Limitations in this study include its retrospective nature and limited power to detect differences in outcomes on subgroup analysis given the small sample size. In addition, a long study period was required to maximize patient numbers, which may have altered clinical outcomes since postoperative rehabilitation protocols changed over the 2 decades. Postoperative protocols progressed to earlier range of motion, weightbearing, and strengthening as confidence improved with the semitendinosus augmentation procedure. Furthermore, surgical techniques evolved during this time frame, which may have altered postoperative clinical outcomes.

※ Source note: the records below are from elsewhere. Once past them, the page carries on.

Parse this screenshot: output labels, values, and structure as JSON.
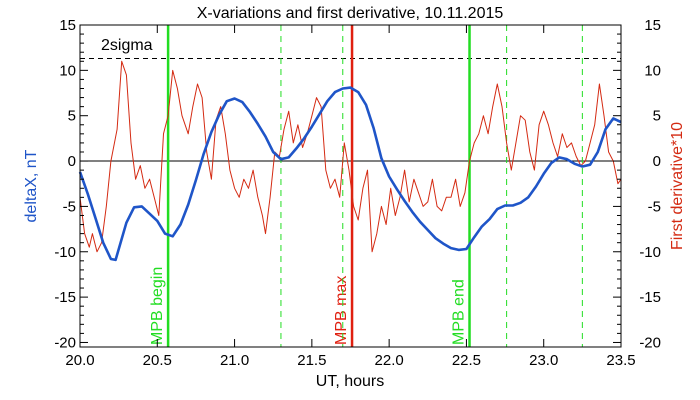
{
  "chart_data": {
    "type": "line",
    "title": "X-variations and first derivative, 10.11.2015",
    "xlabel": "UT, hours",
    "ylabel_left": "deltaX, nT",
    "ylabel_right": "First derivative*10",
    "xlim": [
      20.0,
      23.5
    ],
    "ylim": [
      -20.5,
      15
    ],
    "x_ticks": [
      "20.0",
      "20.5",
      "21.0",
      "21.5",
      "22.0",
      "22.5",
      "23.0",
      "23.5"
    ],
    "y_ticks": [
      "-20",
      "-15",
      "-10",
      "-5",
      "0",
      "5",
      "10",
      "15"
    ],
    "threshold": {
      "label": "2sigma",
      "value": 11.3
    },
    "colors": {
      "deltaX": "#1f55c8",
      "derivative": "#d42a12",
      "mpb_edge": "#22dd22",
      "mpb_max": "#e02010",
      "axes": "#000000"
    },
    "markers": [
      {
        "label": "MPB begin",
        "x": 20.57,
        "color": "#22dd22",
        "style": "solid"
      },
      {
        "label": "MPB max",
        "x": 21.76,
        "color": "#e02010",
        "style": "solid"
      },
      {
        "label": "MPB end",
        "x": 22.52,
        "color": "#22dd22",
        "style": "solid"
      },
      {
        "label": "",
        "x": 21.3,
        "color": "#22dd22",
        "style": "dashed"
      },
      {
        "label": "",
        "x": 21.7,
        "color": "#22dd22",
        "style": "dashed"
      },
      {
        "label": "",
        "x": 22.76,
        "color": "#22dd22",
        "style": "dashed"
      },
      {
        "label": "",
        "x": 23.25,
        "color": "#22dd22",
        "style": "dashed"
      }
    ],
    "series": [
      {
        "axis": "left",
        "color": "#1f55c8",
        "x": [
          20.0,
          20.05,
          20.1,
          20.15,
          20.2,
          20.23,
          20.3,
          20.35,
          20.4,
          20.45,
          20.5,
          20.55,
          20.6,
          20.65,
          20.7,
          20.75,
          20.8,
          20.85,
          20.9,
          20.95,
          21.0,
          21.05,
          21.1,
          21.15,
          21.2,
          21.25,
          21.3,
          21.35,
          21.4,
          21.45,
          21.5,
          21.55,
          21.6,
          21.65,
          21.7,
          21.75,
          21.8,
          21.85,
          21.9,
          21.95,
          22.0,
          22.05,
          22.1,
          22.15,
          22.2,
          22.25,
          22.3,
          22.35,
          22.4,
          22.45,
          22.5,
          22.55,
          22.6,
          22.65,
          22.7,
          22.75,
          22.8,
          22.85,
          22.9,
          22.95,
          23.0,
          23.05,
          23.1,
          23.15,
          23.2,
          23.25,
          23.3,
          23.35,
          23.4,
          23.45,
          23.5
        ],
        "y": [
          -1.2,
          -3.6,
          -6.3,
          -9.0,
          -10.8,
          -10.9,
          -6.8,
          -5.1,
          -5.0,
          -5.8,
          -6.6,
          -8.0,
          -8.3,
          -7.0,
          -4.8,
          -2.1,
          0.8,
          3.2,
          5.1,
          6.6,
          6.9,
          6.5,
          5.4,
          4.1,
          2.7,
          1.0,
          0.2,
          0.4,
          1.4,
          2.5,
          3.8,
          5.2,
          6.6,
          7.6,
          8.0,
          8.1,
          7.6,
          6.2,
          3.6,
          0.3,
          -1.7,
          -3.1,
          -4.4,
          -5.6,
          -6.7,
          -7.6,
          -8.5,
          -9.1,
          -9.6,
          -9.8,
          -9.7,
          -8.4,
          -7.2,
          -6.4,
          -5.3,
          -4.9,
          -4.9,
          -4.6,
          -4.0,
          -2.8,
          -1.4,
          -0.2,
          0.4,
          0.2,
          -0.3,
          -0.6,
          -0.4,
          1.0,
          3.5,
          4.7,
          4.3
        ]
      },
      {
        "axis": "right",
        "color": "#d42a12",
        "x": [
          20.0,
          20.03,
          20.06,
          20.08,
          20.11,
          20.14,
          20.17,
          20.2,
          20.24,
          20.27,
          20.3,
          20.33,
          20.36,
          20.39,
          20.42,
          20.45,
          20.48,
          20.51,
          20.54,
          20.57,
          20.6,
          20.63,
          20.66,
          20.7,
          20.73,
          20.76,
          20.79,
          20.82,
          20.85,
          20.88,
          20.91,
          20.94,
          20.97,
          21.0,
          21.03,
          21.06,
          21.09,
          21.12,
          21.15,
          21.18,
          21.2,
          21.23,
          21.26,
          21.29,
          21.32,
          21.35,
          21.38,
          21.41,
          21.44,
          21.47,
          21.5,
          21.53,
          21.56,
          21.59,
          21.62,
          21.65,
          21.68,
          21.71,
          21.74,
          21.77,
          21.8,
          21.83,
          21.86,
          21.89,
          21.92,
          21.95,
          21.98,
          22.01,
          22.04,
          22.07,
          22.1,
          22.13,
          22.16,
          22.19,
          22.22,
          22.25,
          22.28,
          22.31,
          22.34,
          22.37,
          22.4,
          22.43,
          22.46,
          22.49,
          22.52,
          22.55,
          22.58,
          22.61,
          22.64,
          22.67,
          22.7,
          22.73,
          22.76,
          22.79,
          22.82,
          22.85,
          22.88,
          22.91,
          22.94,
          22.97,
          23.0,
          23.03,
          23.06,
          23.09,
          23.12,
          23.15,
          23.18,
          23.21,
          23.24,
          23.27,
          23.3,
          23.33,
          23.36,
          23.39,
          23.42,
          23.45,
          23.48,
          23.5
        ],
        "y": [
          -4.0,
          -8.0,
          -9.5,
          -8.0,
          -10.0,
          -9.0,
          -5.0,
          0.0,
          3.5,
          11.0,
          9.5,
          2.0,
          -2.0,
          -0.5,
          -3.0,
          -2.0,
          -4.0,
          -6.0,
          3.0,
          5.0,
          10.0,
          8.0,
          5.0,
          3.0,
          6.0,
          8.5,
          7.0,
          1.0,
          -2.0,
          4.5,
          6.0,
          3.0,
          -1.0,
          -3.0,
          -4.0,
          -2.0,
          -3.0,
          -1.0,
          -4.0,
          -6.0,
          -8.0,
          -4.0,
          1.0,
          0.5,
          3.5,
          5.5,
          2.0,
          4.0,
          1.5,
          3.0,
          5.0,
          7.0,
          6.0,
          -1.0,
          -3.0,
          -2.0,
          -4.0,
          2.0,
          -1.0,
          -5.0,
          -6.5,
          -3.0,
          -1.0,
          -10.0,
          -8.0,
          -5.0,
          -7.0,
          -3.0,
          -6.0,
          -4.0,
          -1.0,
          -4.5,
          -2.0,
          -3.5,
          -5.0,
          -4.5,
          -2.0,
          -5.0,
          -5.5,
          -4.0,
          -4.0,
          -2.0,
          -5.0,
          -3.5,
          0.0,
          2.0,
          3.0,
          5.0,
          3.0,
          6.0,
          8.5,
          6.0,
          2.0,
          -1.0,
          2.0,
          5.0,
          4.5,
          1.0,
          -1.0,
          4.0,
          5.5,
          4.0,
          2.0,
          0.5,
          3.0,
          1.5,
          2.0,
          0.5,
          -0.5,
          0.0,
          2.0,
          4.0,
          8.5,
          5.0,
          1.0,
          0.0,
          -2.5,
          -2.0
        ]
      }
    ]
  }
}
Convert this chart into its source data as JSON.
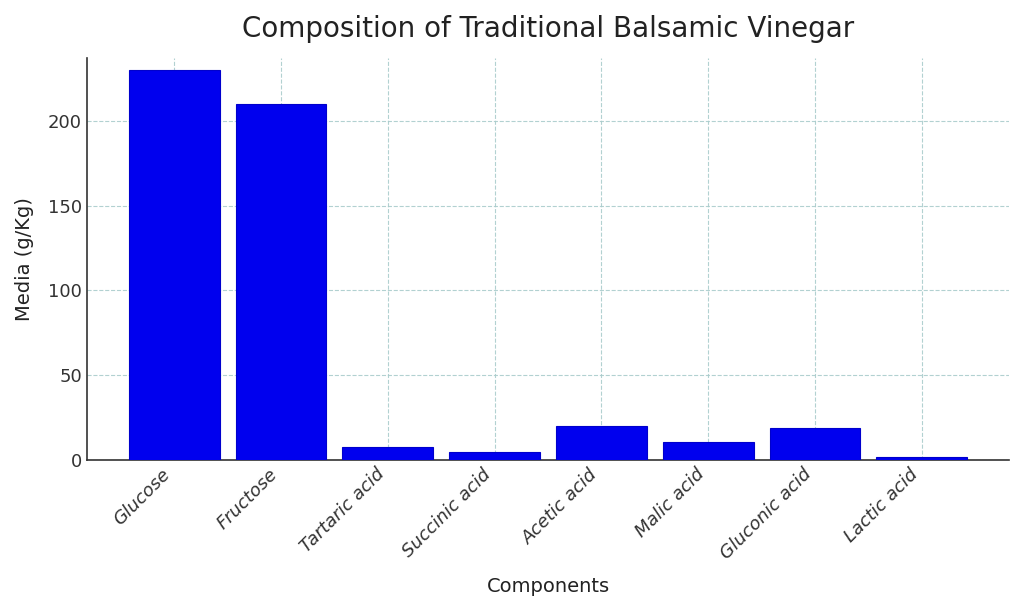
{
  "title": "Composition of Traditional Balsamic Vinegar",
  "xlabel": "Components",
  "ylabel": "Media (g/Kg)",
  "categories": [
    "Glucose",
    "Fructose",
    "Tartaric acid",
    "Succinic acid",
    "Acetic acid",
    "Malic acid",
    "Gluconic acid",
    "Lactic acid"
  ],
  "values": [
    230,
    210,
    8,
    5,
    20,
    11,
    19,
    2
  ],
  "bar_color": "#0000EE",
  "bar_edge_color": "#0000CC",
  "background_color": "#FFFFFF",
  "grid_color": "#AACCCC",
  "title_fontsize": 20,
  "label_fontsize": 14,
  "tick_fontsize": 13,
  "ylim": [
    0,
    237
  ],
  "yticks": [
    0,
    50,
    100,
    150,
    200
  ]
}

However, this long study period allowed for further development of a treatment algorithm in this relatively uncommon condition. Additional limitations in this study include the short 1-year postoperative follow-up for inclusion in this study, which may have missed late surgical failures. Although postoperative radiographs were obtained to assess Caton-Deschamps Indices, MRI was not performed to be able to assess healing of the restored extensor mechanism. Lastly, extensor mechanism lag was assessed without the use of a goniometer, and no objective strength testing was performed beyond manual muscle testing; however, all physical examinations were performed by the same, experienced operating surgeon.
Conclusion
Our strategy for treatment of patellar and quadriceps tendon rupture was based on native tissue quality, chronicity of the extensor mechanism disruption, and history of prior surgery. Primary repair alone, repair using semitendinosus tendon autograft augmentation, and reconstruction using Achilles tendon allograft were all effective methods to restore extensor mechanism and knee function with the proper indications. Persistent knee extensor lag was more common in chronic extensor mechanism injuries requiring revision surgery, although patients still reported significantly improved postoperative functional outcomes.
Footnotes
One or more of the authors has declared the following potential conflict of interest or source of funding: M.J.S. and A.J.K. received support from the Quattrone-Foderaro Musculoskeletal-Orthopaedic Surgery Research Innovation Fund and the National Institute of Arthritis and Musculoskeletal and Skin Diseases for the Musculoskeletal Research Training Program (T32AR56950). C.R.C.S. has received hospitality payments from Stryker. M.D.L. has a family member with the following disclosures: research support from Smith & Nephew; consulting fees from Arthrex, Linvatec, Ossur, and Smith & Nephew; speaking fees from Smith & Nephew; and royalties from Arthrex, Smith & Nephew, and Thieme. A.J.K. has received research support from Ceterix and Gemini Medical, consulting fees from Arthrex and MTF, speaking fees from MTF, and honoraria from MTF. M.J.S. has received research support from Stryker and consulting fees and royalties from Arthrex. AOSSM checks author disclosures against the Open Payments Database (OPD). AOSSM has not conducted an independent investigation on the OPD and disclaims any liability or responsibility relating thereto.
Final revision submitted May 20, 2021; accepted June 23, 2021.
The contents of this study are solely the responsibility of the authors and do not necessarily represent the official views of the National Institutes of Health. Ethical approval for this study was obtained from Mayo Clinic (application No. 15-000601).